Boost Your Bottom Line In Labor
Our Operation of the Year finalists share how they are addressing health care costs and managing labor.
October 12, 2011
One area growers and business owners in general feel powerless to control is rising health care costs. As providers of this employee benefit, growers often feel they are at the mercy of the insurance providers each year when it comes time to renew the coverage plan. And new federal regulations that are just beginning to be phased in have created a cloud of uncertainty.
We shared what growers are doing to address this problem during a panel discussion we presented at the OFA Short Course this summer called “Boost Your Bottom Line.” The panelists were from our four Operation of the Year finalists: Bobby Barnitz (Bob’s Market and Greenhouses), Ken James (James Greenhouses), Marc Clark (Rocket Farms) and Al Mueller (Emerald Coast Growers).
Barnitz and his human resources director have been working closely with their health care provider to explore ways to reduce costs and even had an evening meeting with the 50 affected employees to get input on working toward solutions. “We provided food for everyone so they didn’t feel they had to go home and come back,” Barnitz says. “The topic of the conversation was what we could all do together to control the cost so we aren’t hit with a significant increase in insurance each year.”
One suggestion was to purchase prescriptions at large retailers like Walmart and Kroger, which provide them for $4 instead of paying 30 percent or the $10 charge through the plan. Simple things like that can make a difference in lowering premiums.
“We were fortunate in that we ended up with a 4 percent increase on our health insurance coverage this year,” Barnitz says. “Insurance is all built on statistics and if the companies are paying out more in coverage than they’re drawing in in premiums, your rates will go up.”
Mueller says health reimbursement accounts have been an effective strategy for Emerald Coast Growers. “Every program has a deductible. What we’ve chosen to do in Florida and Pennsylvania is share the deductible risk with the employee by covering a certain portion of it and then the health insurance company will pay the top part of it,” he explains. “It drove the premiums down.
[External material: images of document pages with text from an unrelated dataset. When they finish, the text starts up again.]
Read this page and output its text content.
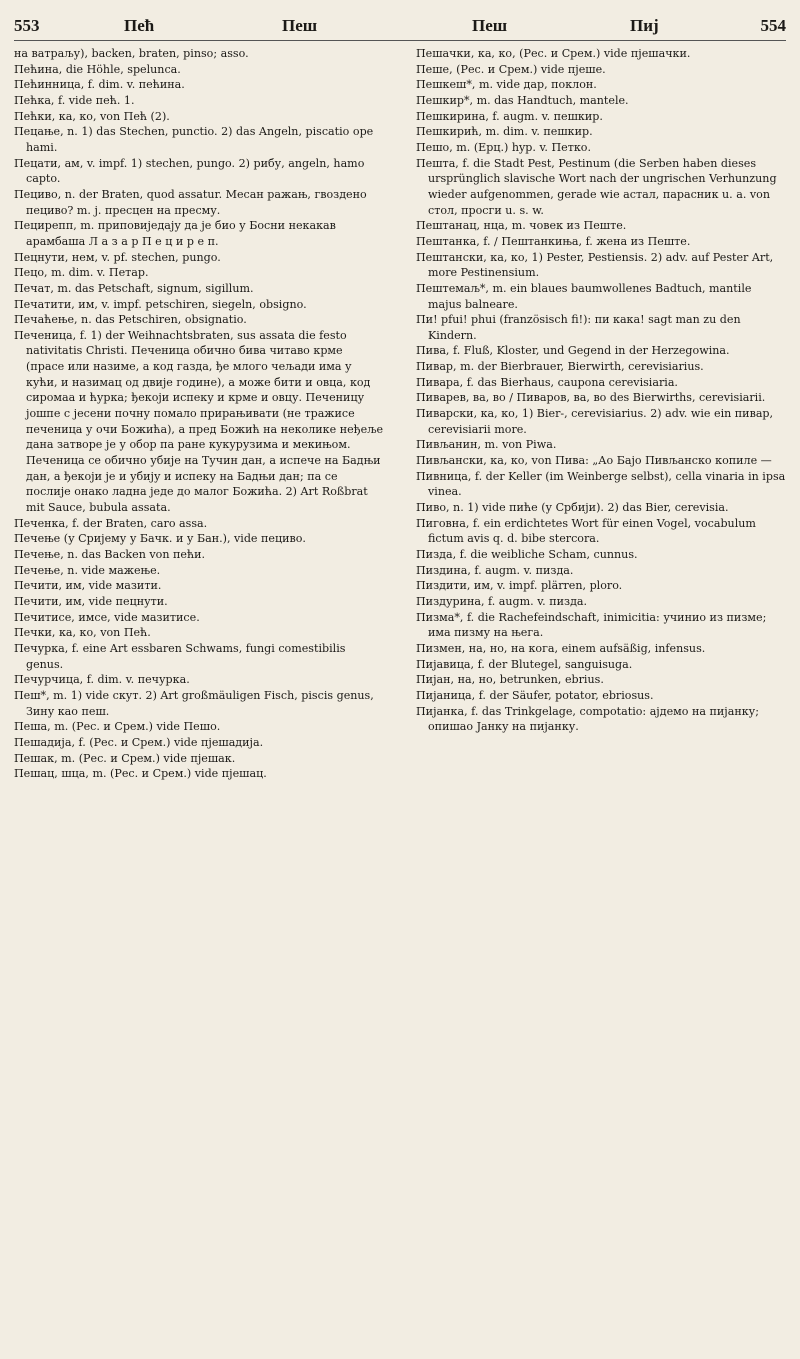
553	Пећ	Пеш	Пеш	Пиј	554

на ватраљу), backen, braten, pinso; asso.

Пећина, die Höhle, spelunca.

Пећинница, f. dim. v. пећина.

Пећка, f. vide пећ. 1.

Пећки, ка, ко, von Пећ (2).

Пецање, n. 1) das Stechen, punctio. 2) das Angeln, piscatio ope hami.

Пецати, ам, v. impf. 1) stechen, pungo. 2) рибу, angeln, hamo capto.

Пециво, n. der Braten, quod assatur. Месан ражањ, гвоздено пециво? m. j. пресцен на пресму.

Пецирепп, m. приповиједају да је био у Босни некакав арамбаша Л а з а р П е ц и р е п.

Пецнути, нем, v. pf. stechen, pungo.

Пецо, m. dim. v. Петар.

Печат, m. das Petschaft, signum, sigillum.

Печатити, им, v. impf. petschiren, siegeln, obsigno.

Печаћење, n. das Petschiren, obsignatio.

Печеница, f. 1) der Weihnachtsbraten, sus assata die festo nativitatis Christi. Печеница обично бива читаво крме (прасе или назиме, а код газда, ђе млого чељади има у кући, и назимац од двије године), а може бити и овца, код сиромаа и ћурка; ђекоји испеку и крме и овцу. Печеницу јошпе с јесени почну помало прирањивати (не тражисе печеница у очи Божића), а пред Божић на неколике неђеље дана затворе је у обор па ране кукурузима и мекињом. Печеница се обично убије на Тучин дан, а испече на Бадњи дан, а ђекоји је и убију и испеку на Бадњи дан; па се послије онако ладна једе до малог Божића. 2) Art Roßbrat mit Sauce, bubula assata.

Печенка, f. der Braten, caro assa.

Печење (у Сријему у Бачк. и у Бан.), vide пециво.

Печење, n. das Backen von пећи.

Печење, n. vide мажење.

Печити, им, vide мазити.

Печити, им, vide пецнути.

Печитисе, имсе, vide мазитисе.

Печки, ка, ко, von Пећ.

Печурка, f. eine Art essbaren Schwams, fungi comestibilis genus.

Печурчица, f. dim. v. печурка.

Пеш*, m. 1) vide скут. 2) Art großmäuligen Fisch, piscis genus, Зину као пеш.

Пеша, m. (Рес. и Срем.) vide Пешо.

Пешадија, f. (Рес. и Срем.) vide пјешадија.

Пешак, m. (Рес. и Срем.) vide пјешак.

Пешац, шца, m. (Рес. и Срем.) vide пјешац.

Пешачки, ка, ко, (Рес. и Срем.) vide пјешачки.

Пеше, (Рес. и Срем.) vide пјеше.

Пешкеш*, m. vide дар, поклон.

Пешкир*, m. das Handtuch, mantele.

Пешкирина, f. augm. v. пешкир.

Пешкирић, m. dim. v. пешкир.

Пешо, m. (Ерц.) hyp. v. Петко.

Пешта, f. die Stadt Pest, Pestinum (die Serben haben dieses ursprünglich slavische Wort nach der ungrischen Verhunzung wieder aufgenommen, gerade wie астал, парасник u. a. von стол, просги u. s. w.

Пештанац, нца, m. човек из Пеште.

Пештанка, f. / Пештанкиња, f. жена из Пеште.

Пештански, ка, ко, 1) Pester, Pestiensis. 2) adv. auf Pester Art, more Pestinensium.

Пештемаљ*, m. ein blaues baumwollenes Badtuch, mantile majus balneare.

Пи! pfui! phui (französisch fi!): пи кака! sagt man zu den Kindern.

Пива, f. Fluß, Kloster, und Gegend in der Herzegowina.

Пивар, m. der Bierbrauer, Bierwirth, cerevisiarius.

Пивара, f. das Bierhaus, caupona cerevisiaria.

Пиварев, ва, во / Пиваров, ва, во des Bierwirths, cerevisiarii.

Пиварски, ка, ко, 1) Bier-, cerevisiarius. 2) adv. wie ein пивар, cerevisiarii more.

Пивљанин, m. von Piwa.

Пивљански, ка, ко, von Пива: „Ао Бајо Пивљанско копиле —

Пивница, f. der Keller (im Weinberge selbst), cella vinaria in ipsa vinea.

Пиво, n. 1) vide пиће (у Србији). 2) das Bier, cerevisia.

Пиговна, f. ein erdichtetes Wort für einen Vogel, vocabulum fictum avis q. d. bibe stercora.

Пизда, f. die weibliche Scham, cunnus.

Пиздина, f. augm. v. пизда.

Пиздити, им, v. impf. plärren, ploro.

Пиздурина, f. augm. v. пизда.

Пизма*, f. die Rachefeindschaft, inimicitia: учинио из пизме; има пизму на њега.

Пизмен, на, но, на кога, einem aufsäßig, infensus.

Пијавица, f. der Blutegel, sanguisuga.

Пијан, на, но, betrunken, ebrius.

Пијаница, f. der Säufer, potator, ebriosus.

Пијанка, f. das Trinkgelage, compotatio: ајдемо на пијанку; опишао Јанку на пијанку.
Unfortunately, it doesn’t stop it from going up in the future, but it does give you a reprieve for a while. It also causes you to work together to try to find ways to live healthier and eat healthier.”
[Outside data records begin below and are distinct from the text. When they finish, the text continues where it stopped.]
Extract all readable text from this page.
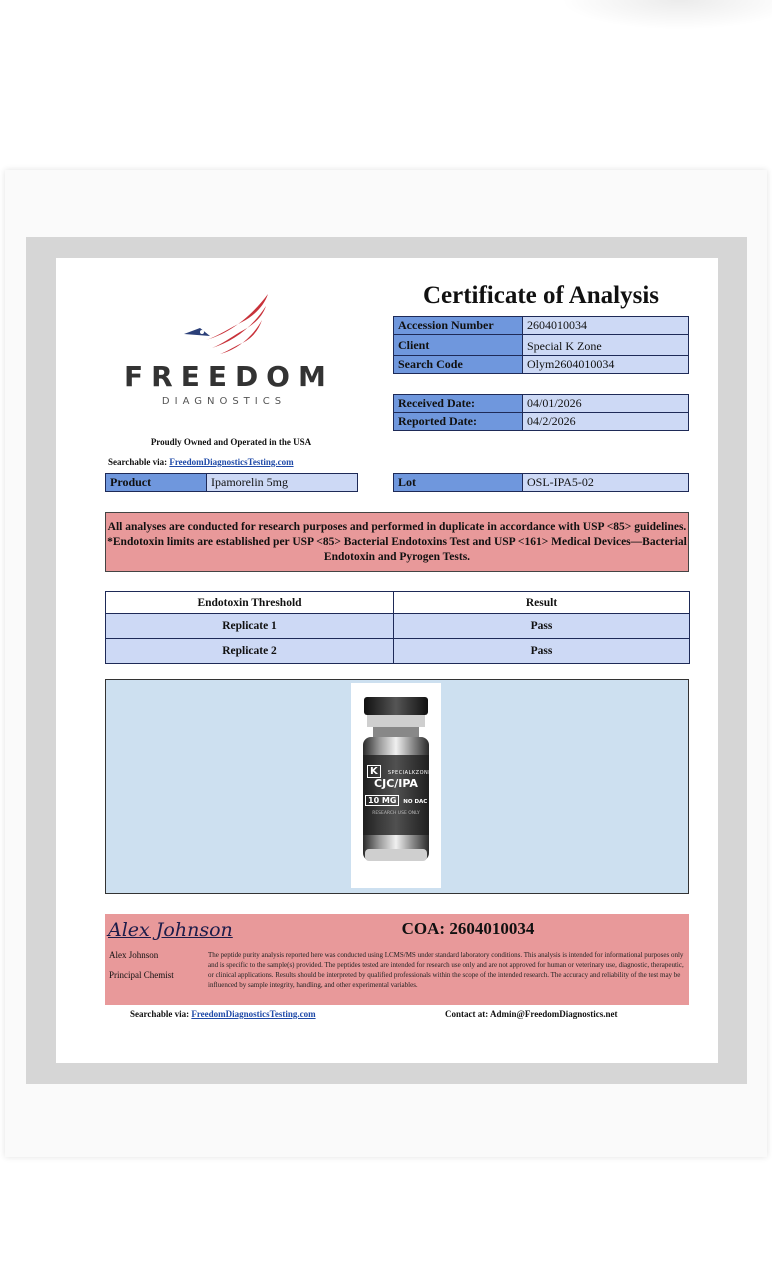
FREEDOM
DIAGNOSTICS
Proudly Owned and Operated in the USA
Searchable via: FreedomDiagnosticsTesting.com
Certificate of Analysis
Accession Number	2604010034
Client	Special K Zone
Search Code	Olym2604010034
Received Date:	04/01/2026
Reported Date:	04/2/2026
Product	Ipamorelin 5mg	Lot	OSL-IPA5-02
All analyses are conducted for research purposes and performed in duplicate in accordance with USP <85> guidelines. *Endotoxin limits are established per USP <85> Bacterial Endotoxins Test and USP <161> Medical Devices—Bacterial Endotoxin and Pyrogen Tests.
Endotoxin Threshold	Result
Replicate 1	Pass
Replicate 2	Pass
K SPECIALKZONE
CJC/IPA
10 MG NO DAC
RESEARCH USE ONLY
Alex Johnson	COA: 2604010034
Alex Johnson
Principal Chemist
The peptide purity analysis reported here was conducted using LCMS/MS under standard laboratory conditions. This analysis is intended for informational purposes only and is specific to the sample(s) provided. The peptides tested are intended for research use only and are not approved for human or veterinary use, diagnostic, therapeutic, or clinical applications. Results should be interpreted by qualified professionals within the scope of the intended research. The accuracy and reliability of the test may be influenced by sample integrity, handling, and other experimental variables.
Searchable via: FreedomDiagnosticsTesting.com	Contact at: Admin@FreedomDiagnostics.net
Barnitz says Bob’s also went to health reimbursement accounts two years ago. Emerald Coast also had explored health saving accounts but determined it wasn’t the type of program most of its employees would use. “We looked for a broad-based program that everybody could benefit from and it has worked out pretty well,“ he says.
Lean But Not Mean
In addition to looking at costs, our growers have been looking at ways to drive productivity. James has seen great results from incorporating lean manufacturing practices taught by industry consulting firm Flow Vision. “This is a really smart way to approach what we do in our business collectively,” James says. “This is manufacturing after all. We’re creating a product.”
With James Greenhouses being a young plant specialist, there are some weeks when workers need to stick 100,000 cuttings a week and others as many as 600,000 cuttings a week. “We’re a fairly small company and can’t ramp labor up and down like that. It just doesn’t work for us,” he explains. “So those peak weeks in the fall and spring are just killers.”
James had also reached the point where he didn’t want to expand his facilities but kept hitting production impasses. With Flow Vision, James was able to take a chaotic production scenario and break each task down to bare essentials, timing each step. For instance, it could be placing a flat on the flat filler, the time it goes through the flat filler, followed by the time it goes through the water tunnel and the time it takes to move to the next position.
“It sounds pretty tedious, and it is, but you break down every single job, every single activity to its bare essentials,” he says. “You assign a time to the activities and piece them back together.”
Documenting every task from start to finish gave James’ managers a valuable training tool. “You can take a brand new employee and make them a first-day cutting sticker and have them up to speed in 30 minutes,” he says. “They don’t have to know everything else, but they know that. By lunchtime, they’re meeting our minimums easily.”
Production efficiency increased significantly. “Lean practices allowed us to produce 24 percent more on a given day with the same number of people, or better yet, allowed us to have fewer people producing the current levels of output,” James says.
Lean processes also relieve stress during the most intense production times. “Before, when you’d walk into the production facility, you could feel the vibrations of everyone’s stress,” he says. “That all just went away. It’s not magic and it’s a lot of work, but now everyone knows what’s expected of them, what the output requirement is and what they’re capable of producing. So there is no anxiety of not measuring up.”
And there’s real-time feedback. Each work area has a whiteboard that spells out what the crew will be producing and what the goal is. Employees can also jot down notes about what didn’t go well that particular day. “It just reduces everyone’s stress level. People get through the day easier,” he says. “The intensity is gone but the output is still the same.”